The Pakistan Stock Exchange remained in the red zone throughout the week amid growing economic and political turmoil coupled with the impact of revised estimates of flood damage.
The week kicked off on a negative note, with the benchmark KSE-100 index drifting away from the 42,000-point mark despite $3 billion worth of deposits by Saudi Arabia. Assurance from the International Monetary Fund (IMF) about flood relief efforts also failed to excite investors.
The market maintained the bearish momentum for two more days as rupee depreciation continued to put pressure on the bourse. The currency weakened against the greenback and hit an all-time low at Rs240 on Wednesday. Furthermore, political uncertainty exacerbated the market’s decline as PTI chief Imran Khan announced the start of a fresh movement, which fuelled profit-taking at the bourse.
However, Khan’s apology before court helped the KSE-100 index recover partially but it remained under pressure in the absence of positive triggers. Though the domestic currency appreciated slightly against the US dollar gaining 0.03% in the inter-bank market, the bourse failed to recoup losses and dropped below the 41,000-point mark. The week closed at 40,620, down 1,059 points from the previous week.
“The KSE-100 witnessed a downward trend throughout the week amid economic and political concerns compounded by the ongoing impact assessment of floods,” said JS Global analyst Wasil Zaman.
Average daily volumes dipped 9% with 166 million shares traded during the week. Key underperformers were exploration and production (-6.3%), refinery (-5.9%) and power sectors (-5.5%). On the news front, latest estimate of flood damage came in at $30 billion while cotton arrivals declined 19% year-on-year by mid-September 2022.
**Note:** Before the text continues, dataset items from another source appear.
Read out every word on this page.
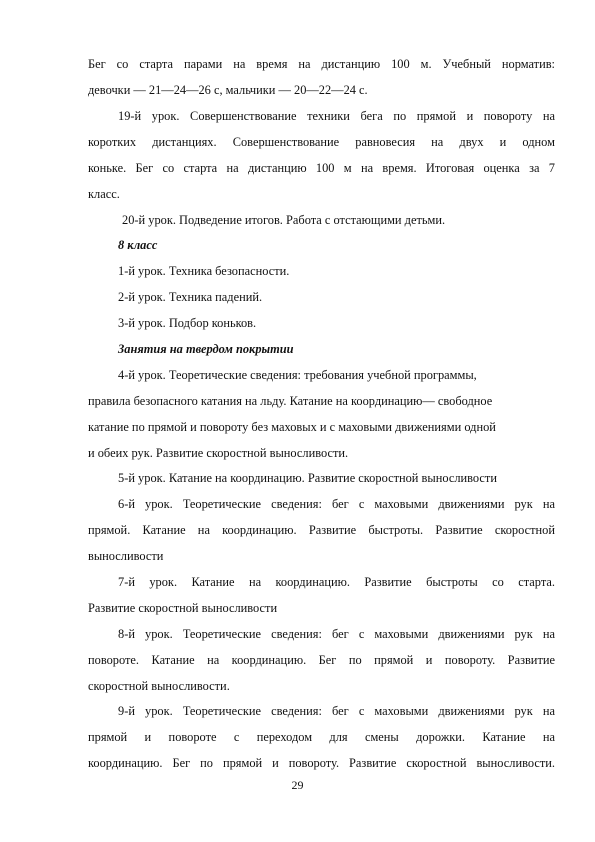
Бег со старта парами на время на дистанцию 100 м. Учебный норматив:
девочки — 21—24—26 с, мальчики — 20—22—24 с.
19-й урок. Совершенствование техники бега по прямой и повороту на
коротких дистанциях. Совершенствование равновесия на двух и одном
коньке. Бег со старта на дистанцию 100 м на время. Итоговая оценка за 7
класс.
20-й урок. Подведение итогов. Работа с отстающими детьми.
8 класс
1-й урок. Техника безопасности.
2-й урок. Техника падений.
3-й урок. Подбор коньков.
Занятия на твердом покрытии
4-й урок. Теоретические сведения: требования учебной программы,
правила безопасного катания на льду. Катание на координацию— свободное
катание по прямой и повороту без маховых и с маховыми движениями одной
и обеих рук. Развитие скоростной выносливости.
5-й урок. Катание на координацию. Развитие скоростной выносливости
6-й урок. Теоретические сведения: бег с маховыми движениями рук на
прямой. Катание на координацию. Развитие быстроты. Развитие скоростной
выносливости
7-й урок. Катание на координацию. Развитие быстроты со старта.
Развитие скоростной выносливости
8-й урок. Теоретические сведения: бег с маховыми движениями рук на
повороте. Катание на координацию. Бег по прямой и повороту. Развитие
скоростной выносливости.
9-й урок. Теоретические сведения: бег с маховыми движениями рук на
прямой и повороте с переходом для смены дорожки. Катание на
координацию. Бег по прямой и повороту. Развитие скоростной выносливости.
29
Large-scale manufacturing (LSM) output for July declined 16% month-on-month while current account deficit for August contracted 42% month-on-month to $703 million. Foreign currency reserves during last week declined $248 million to $14.1 billion. Petrol prices were hiked by Rs1.45 to Rs237.43 per litre by the government, citing fluctuating global oil prices and exchange rate movement.
As a result of monetary tightening, external imbalances and impact of floods, the ADB revised downwards its GDP growth forecast for Pakistan to 3.5% for FY23 from earlier projection of 4.5%, the report added. Arif Habib Limited, in its report, said that the stock market opened the week on a positive note given rollover of Saudi Fund’s $3 billion till next year while the IMF assured Pakistan of support for flood relief and reconstruction.
However, the momentum could not be sustained owing to the “bleeding” State Bank’s foreign currency reserves (which fell $278 million week-on-week), causing further depreciation of Pakistani rupee against the greenback (which closed at Rs239.65 at end of the week).
In addition to that, foreign direct investment (FDI) plummeted 26% year-on-year during 2MFY23. Meanwhile, the investors opted for value buying amid expectation of receiving $1.5 billion, $0.5 billion and $0.2 billion from the ADB, Asian Infrastructure Investment Bank and Japanese government respectively. Moreover, the World Bank is expected to give flood-related support of $1.7 billion. Apart from that, the current account deficit reduced by 54% year-on-year in August 2022, which further cushioned the overall decline in the KSE-100 index during the week.
The market closed at 40,620, shedding 1,059 points (or 2.5%) week-on-week. In terms of sectors, positive contribution came from tobacco (15 points) and automobile parts (2 points).
Negative contribution came from E&P (251 points), banks (246 points), cement (123 points), power (74 points) and OMCs (73 points). Meanwhile, stock-wise positive contributors were TRG Pakistan (21 points), Pakistan Tobacco (15 points), Unity Foods (8 points), Fauji Fertiliser Company (6 points) and Ibrahim Fibres (4 points).
Negative contribution came from Pakistan Petroleum (117 points), Oil and Gas Development Company (84 points), Lucky Cement (83 points), Meezan Bank (66 points) and Habib Metropolitan Bank (51 points). Foreign buying was witnessed during the week, which came in at $5.09 million compared to net buying of $13.8 million last week. Major buying was witnessed in technology ($6.6 million), E&P ($0.5 million), cement ($0.5 million) and OGMCs ($0.3 million).
On the domestic front, selling was reported by insurance firms ($3.3 million), followed by mutual funds ($2.4 million).
Average daily volumes came in at 166 million shares (down 9% week-on-week) while average daily traded value settled at $26 million (down 13% week-on-week).
Published in The Express Tribune, September 25th, 2022.